Claire Keegan was raised on a farm in Ireland. Her stories have won numerous awards and are translated into more than twenty languages. Antarctica won the Rooney Prize for Irish Literature and was chosen as a Los Angeles Times Book of the Year. Walk the Blue Fields won the Edge Hill Prize for the finest collection of stories published in the British Isles. Foster, after winning the Davy Byrnes Award — then the world’s richest prize for a story—was recently selected by The Times UK as one of the top 50 novels to be published in the 21st Century. Her stories have been published in the New YorkerParis ReviewGranta, and Best American Stories. Keegan now holds the Briena Staunton Fellowship at Pembroke College, Cambridge.

Praise

“A story that reached so deep I felt the characters moving around inside me. This unforgettable novel is a literary masterpiece and Claire Keegan is one of the world’s greatest living writers.” —Simon van Booy

Small Things Like These is a hypnotic and electrifying Irish tale that transcends country, transcends time. Claire Keegan’s sentences make my heart pound and my knees buckle and I will always read everything she writes.” —Lily King

In Small Things Like These, Claire Keegan creates scenes with astonishing clarity and lucidity. This is the story of what happened in Ireland, told with sympathy and emotional accuracy. From winter skies to the tiniest tick of speech to the baking of a Christmas cake, Claire Keegan makes her moments real—and then she makes them matter.” —Colm Tóibín, author of The Magician

Small Things Like These is not just about Ireland, it’s about the world, and it asks profound questions about complicity, about the hope and difficulty of change, and the complex nature of restitution… A single one of Keegan’s grounded, powerful sentences can contain volumes of social history. Every word is the right word in the right place, and the effect is resonant and deeply moving.” —Hilary Mantel, author of The Mirror and the Light

“A book that makes you excited to discover everything its author has ever written… Absolutely beautiful.” —Douglas Stuart, author of Shuggie Bain

“Marvellous — exact and icy and loving all at once.”—Sarah Moss, author of Ghost Wall

“A true gift of a book… Reading it brings a sublime Chekhovian shock.”—Andrew O’Hagan, author of Be Near Me

Discussion Questions

1. Early in the novel, Furlong reflects on the movements of his family as they prepare for Christmas dinner. “Always it was the same … they carried mechanically on, without pause, to the next job at hand. What would life be like, he wondered, if they were given time to think and to reflect over things?” How do the events that follow echo this meditation from Furlong?

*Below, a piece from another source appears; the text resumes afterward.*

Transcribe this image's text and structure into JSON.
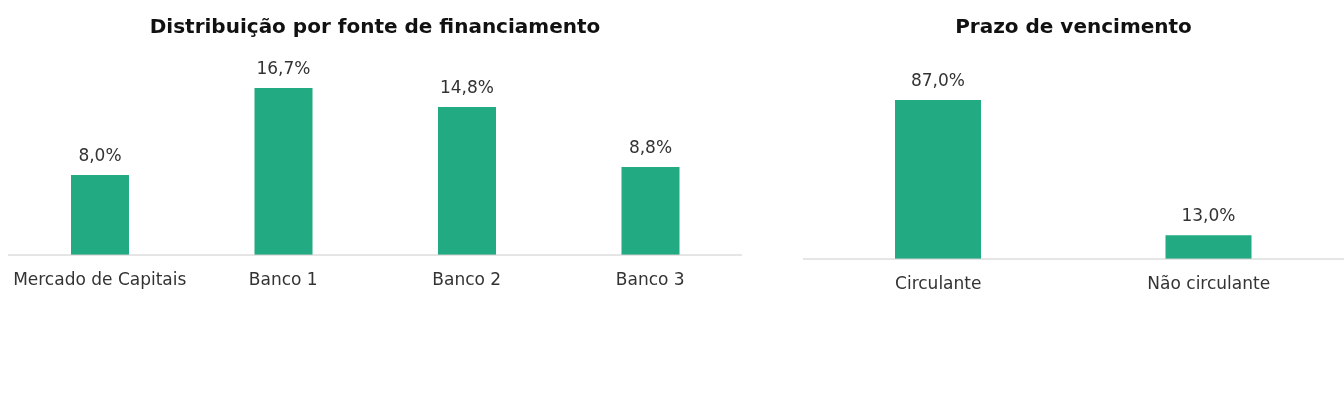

2. Furlong provides for his family what he lacked as a child. Still, they are not rich. Why do you think Claire Keegan chose this man for her protagonist? What special insight do you think Furlong has that encourages his decision to return to the coal shed?

3. Small Things Like These occurs in just a few short weeks. Why do you think Claire Keegan chose to make the narrative so compact? How does the short sprint toward Christmas add to the climax of the novel?

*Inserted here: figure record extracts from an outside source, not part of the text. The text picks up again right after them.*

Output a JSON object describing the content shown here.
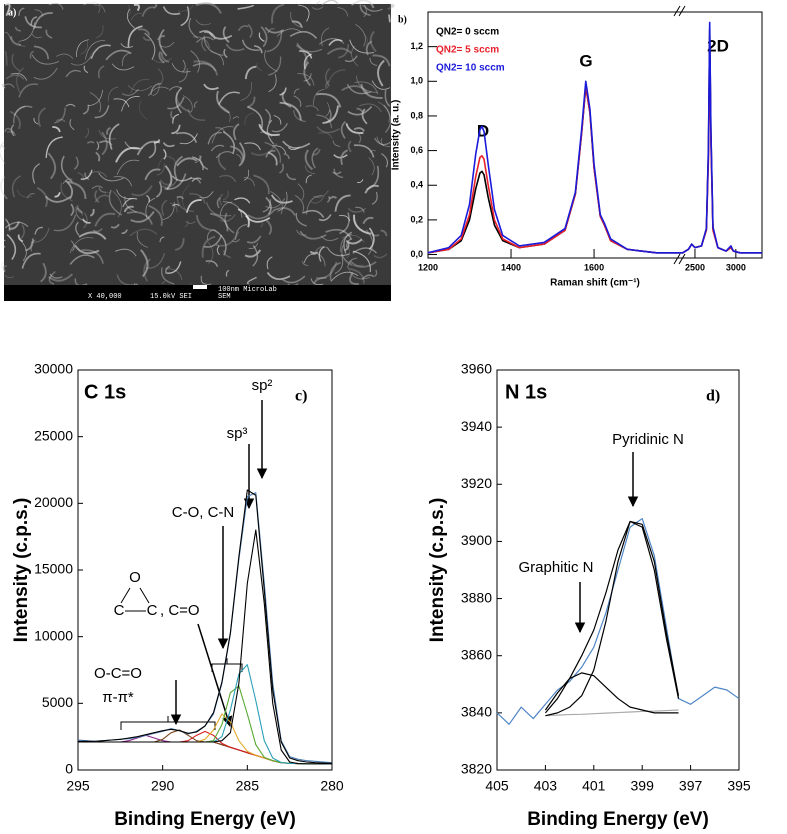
{
  "sem_image": {
    "panel_label": "a)",
    "scale_bar": "100nm MicroLab",
    "magnification": "X 40,000",
    "settings": "15.0kV SEI",
    "mode": "SEM"
  },
  "chart_data": [
    {
      "type": "line",
      "panel_label": "b)",
      "xlabel": "Raman shift (cm⁻¹)",
      "ylabel": "Intensity (a. u.)",
      "x": [
        1200,
        1250,
        1280,
        1300,
        1315,
        1325,
        1330,
        1335,
        1345,
        1360,
        1380,
        1420,
        1480,
        1530,
        1555,
        1570,
        1580,
        1590,
        1600,
        1615,
        1625,
        1640,
        1680,
        1750,
        2350,
        2420,
        2460,
        2500,
        2580,
        2640,
        2665,
        2680,
        2695,
        2720,
        2780,
        2880,
        2940,
        2970,
        3050,
        3200,
        3320
      ],
      "series": [
        {
          "name": "QN2= 0 sccm",
          "color": "#000000",
          "values": [
            0.01,
            0.03,
            0.08,
            0.2,
            0.38,
            0.47,
            0.48,
            0.46,
            0.33,
            0.17,
            0.08,
            0.04,
            0.06,
            0.14,
            0.35,
            0.7,
            0.97,
            0.82,
            0.5,
            0.22,
            0.17,
            0.08,
            0.03,
            0.01,
            0.01,
            0.03,
            0.06,
            0.04,
            0.05,
            0.15,
            0.6,
            1.3,
            0.7,
            0.15,
            0.04,
            0.02,
            0.04,
            0.02,
            0.01,
            0.01,
            0.01
          ]
        },
        {
          "name": "QN2= 5 sccm",
          "color": "#e8202a",
          "values": [
            0.01,
            0.03,
            0.09,
            0.23,
            0.45,
            0.56,
            0.57,
            0.55,
            0.4,
            0.2,
            0.09,
            0.04,
            0.06,
            0.14,
            0.35,
            0.7,
            0.97,
            0.82,
            0.5,
            0.22,
            0.17,
            0.08,
            0.03,
            0.01,
            0.01,
            0.03,
            0.06,
            0.04,
            0.05,
            0.14,
            0.55,
            1.2,
            0.65,
            0.14,
            0.04,
            0.02,
            0.04,
            0.02,
            0.01,
            0.01,
            0.01
          ]
        },
        {
          "name": "QN2= 10 sccm",
          "color": "#1a1adb",
          "values": [
            0.01,
            0.04,
            0.11,
            0.29,
            0.58,
            0.72,
            0.74,
            0.71,
            0.52,
            0.26,
            0.11,
            0.05,
            0.07,
            0.15,
            0.36,
            0.72,
            1.0,
            0.84,
            0.52,
            0.23,
            0.18,
            0.09,
            0.03,
            0.01,
            0.01,
            0.03,
            0.06,
            0.04,
            0.05,
            0.15,
            0.62,
            1.34,
            0.72,
            0.16,
            0.04,
            0.02,
            0.05,
            0.02,
            0.01,
            0.01,
            0.01
          ]
        }
      ],
      "xlim": [
        1200,
        3320
      ],
      "x_break": [
        1807,
        2317
      ],
      "xticks": [
        1200,
        1400,
        1600,
        2500,
        3000
      ],
      "ylim": [
        -0.02,
        1.4
      ],
      "yticks": [
        {
          "value": 0,
          "label": "0,0"
        },
        {
          "value": 0.2,
          "label": "0,2"
        },
        {
          "value": 0.4,
          "label": "0,4"
        },
        {
          "value": 0.6,
          "label": "0,6"
        },
        {
          "value": 0.8,
          "label": "0,8"
        },
        {
          "value": 1.0,
          "label": "1,0"
        },
        {
          "value": 1.2,
          "label": "1,2"
        }
      ],
      "legend": "upper left",
      "annotations": [
        "D",
        "G",
        "2D"
      ]
    },
    {
      "type": "line",
      "title": "C 1s",
      "panel_label": "c)",
      "xlabel": "Binding Energy (eV)",
      "ylabel": "Intensity (c.p.s.)",
      "x": [
        295,
        294.5,
        294,
        293.5,
        293,
        292.5,
        292,
        291.5,
        291,
        290.5,
        290,
        289.5,
        289,
        288.5,
        288,
        287.5,
        287,
        286.5,
        286,
        285.5,
        285,
        284.5,
        284,
        283.5,
        283,
        282.5,
        282,
        281.5,
        281,
        280.5,
        280
      ],
      "series": [
        {
          "color": "#e08a2a",
          "values": [
            2100,
            2100,
            2100,
            2100,
            2100,
            2100,
            2100,
            2100,
            2100,
            2100,
            2100,
            2100,
            2100,
            2100,
            2100,
            2100,
            2100,
            1900,
            1700,
            1500,
            1300,
            1100,
            900,
            700,
            550,
            500,
            480,
            460,
            460,
            460,
            460
          ]
        },
        {
          "color": "#8a2a8a",
          "values": [
            2100,
            2100,
            2100,
            2100,
            2100,
            2100,
            2200,
            2400,
            2600,
            2400,
            2200,
            2100,
            2100,
            2100,
            2100,
            2100,
            2100,
            1900,
            1700,
            1500,
            1300,
            1100,
            900,
            700,
            550,
            500,
            480,
            460,
            460,
            460,
            460
          ]
        },
        {
          "color": "#7a4a20",
          "values": [
            2100,
            2100,
            2100,
            2100,
            2100,
            2100,
            2100,
            2100,
            2100,
            2100,
            2300,
            2800,
            3000,
            2600,
            2200,
            2100,
            2100,
            1900,
            1700,
            1500,
            1300,
            1100,
            900,
            700,
            550,
            500,
            480,
            460,
            460,
            460,
            460
          ]
        },
        {
          "color": "#d62020",
          "values": [
            2100,
            2100,
            2100,
            2100,
            2100,
            2100,
            2100,
            2100,
            2100,
            2100,
            2100,
            2100,
            2100,
            2200,
            2600,
            2900,
            2600,
            2000,
            1700,
            1500,
            1300,
            1100,
            900,
            700,
            550,
            500,
            480,
            460,
            460,
            460,
            460
          ]
        },
        {
          "color": "#e3a82a",
          "values": [
            2100,
            2100,
            2100,
            2100,
            2100,
            2100,
            2100,
            2100,
            2100,
            2100,
            2100,
            2100,
            2100,
            2100,
            2100,
            2300,
            3000,
            4200,
            3600,
            2200,
            1400,
            1100,
            900,
            700,
            550,
            500,
            480,
            460,
            460,
            460,
            460
          ]
        },
        {
          "color": "#58a832",
          "values": [
            2100,
            2100,
            2100,
            2100,
            2100,
            2100,
            2100,
            2100,
            2100,
            2100,
            2100,
            2100,
            2100,
            2100,
            2100,
            2100,
            2200,
            3400,
            5800,
            6300,
            4200,
            1900,
            950,
            700,
            550,
            500,
            480,
            460,
            460,
            460,
            460
          ]
        },
        {
          "color": "#2aa0b8",
          "values": [
            2100,
            2100,
            2100,
            2100,
            2100,
            2100,
            2100,
            2100,
            2100,
            2100,
            2100,
            2100,
            2100,
            2100,
            2100,
            2100,
            2100,
            2500,
            4500,
            7200,
            7900,
            5200,
            2200,
            900,
            560,
            500,
            480,
            460,
            460,
            460,
            460
          ]
        },
        {
          "color": "#000000",
          "values": [
            2100,
            2100,
            2100,
            2100,
            2100,
            2100,
            2100,
            2100,
            2100,
            2100,
            2100,
            2100,
            2100,
            2100,
            2100,
            2100,
            2100,
            2200,
            2800,
            6500,
            14000,
            18000,
            12500,
            5000,
            1500,
            600,
            480,
            460,
            460,
            460,
            460
          ]
        },
        {
          "color": "#4a7fb5",
          "values": [
            2250,
            2200,
            2150,
            2200,
            2250,
            2300,
            2350,
            2450,
            2600,
            2750,
            2900,
            3100,
            2950,
            2700,
            2900,
            3300,
            4200,
            6500,
            10200,
            15800,
            20500,
            20800,
            14000,
            6500,
            2200,
            1000,
            800,
            700,
            650,
            600,
            550
          ]
        },
        {
          "color": "#000000",
          "values": [
            2150,
            2150,
            2150,
            2200,
            2250,
            2300,
            2400,
            2500,
            2650,
            2800,
            2950,
            3050,
            2950,
            2750,
            2850,
            3300,
            4300,
            6600,
            10300,
            16000,
            21000,
            20600,
            13500,
            6000,
            2100,
            900,
            700,
            600,
            550,
            520,
            500
          ]
        }
      ],
      "xlim": [
        295,
        280
      ],
      "xticks": [
        295,
        290,
        285,
        280
      ],
      "ylim": [
        0,
        30000
      ],
      "yticks": [
        0,
        5000,
        10000,
        15000,
        20000,
        25000,
        30000
      ],
      "annotations": [
        "sp²",
        "sp³",
        "C-O, C-N",
        "O",
        "C",
        "C",
        ", C=O",
        "O-C=O",
        "π-π*"
      ]
    },
    {
      "type": "line",
      "title": "N 1s",
      "panel_label": "d)",
      "xlabel": "Binding Energy (eV)",
      "ylabel": "Intensity (c.p.s.)",
      "x": [
        405,
        404.5,
        404,
        403.5,
        403,
        402.5,
        402,
        401.5,
        401,
        400.5,
        400,
        399.5,
        399,
        398.5,
        398,
        397.5,
        397,
        396.5,
        396,
        395.5,
        395
      ],
      "series": [
        {
          "color": "#4f86c6",
          "values": [
            3840,
            3836,
            3842,
            3838,
            3843,
            3848,
            3851,
            3856,
            3863,
            3875,
            3890,
            3905,
            3908,
            3895,
            3870,
            3845,
            3843,
            3846,
            3849,
            3848,
            3845
          ]
        },
        {
          "color": "#aaaaaa",
          "values": [
            null,
            null,
            null,
            null,
            3839.0,
            3839.2,
            3839.4,
            3839.5,
            3839.7,
            3839.9,
            3840.1,
            3840.3,
            3840.5,
            3840.6,
            3840.8,
            3841.0,
            null,
            null,
            null,
            null,
            null
          ]
        },
        {
          "color": "#000000",
          "values": [
            null,
            null,
            null,
            null,
            3841,
            3847,
            3852,
            3854,
            3853,
            3849,
            3845,
            3842,
            3841,
            3840,
            3840,
            3840,
            null,
            null,
            null,
            null,
            null
          ]
        },
        {
          "color": "#000000",
          "values": [
            null,
            null,
            null,
            null,
            3839,
            3840,
            3842,
            3846,
            3855,
            3872,
            3893,
            3907,
            3905,
            3890,
            3866,
            3845,
            null,
            null,
            null,
            null,
            null
          ]
        },
        {
          "color": "#000000",
          "values": [
            null,
            null,
            null,
            null,
            3840,
            3845,
            3852,
            3860,
            3869,
            3882,
            3897,
            3907,
            3906,
            3893,
            3868,
            3846,
            null,
            null,
            null,
            null,
            null
          ]
        }
      ],
      "xlim": [
        405,
        395
      ],
      "xticks": [
        405,
        403,
        401,
        399,
        397,
        395
      ],
      "ylim": [
        3820,
        3960
      ],
      "yticks": [
        3820,
        3840,
        3860,
        3880,
        3900,
        3920,
        3940,
        3960
      ],
      "annotations": [
        "Pyridinic N",
        "Graphitic N"
      ]
    }
  ]
}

4. After first meeting Sarah, Furlong sits alone in his truck before going “like a hypocrite, to mass.” As her author note indicates, the Magdalene Laundries, where Sarah lives, were funded by both the Irish State and the Catholic Church. What role does religion play in this novel?

5. In many ways, Eileen balances Furlong. “You’re soft-hearted, is all. Giving away what change is in your pocket,” she says to him in bed, the night he returns from the Magdalene Laundries. Discuss her reaction to Furlong’s prolonged anxiety. Do you agree with her idea that they ought to just “soldier on?”

6. In her note on the text, Claire Keegan, acknowledges the closing, in 1996, of the last Magdalene Laundry. At the end of her note, she quotes from the Proclamation of the Irish Republic: “The Irish Republic … declares its resolve to pursue the happiness and prosperity of the whole nation and of all its parts, cherishing all of the children of the nation equally.” Why do you think she juxtaposed these two facts? What resonance does this have with us today?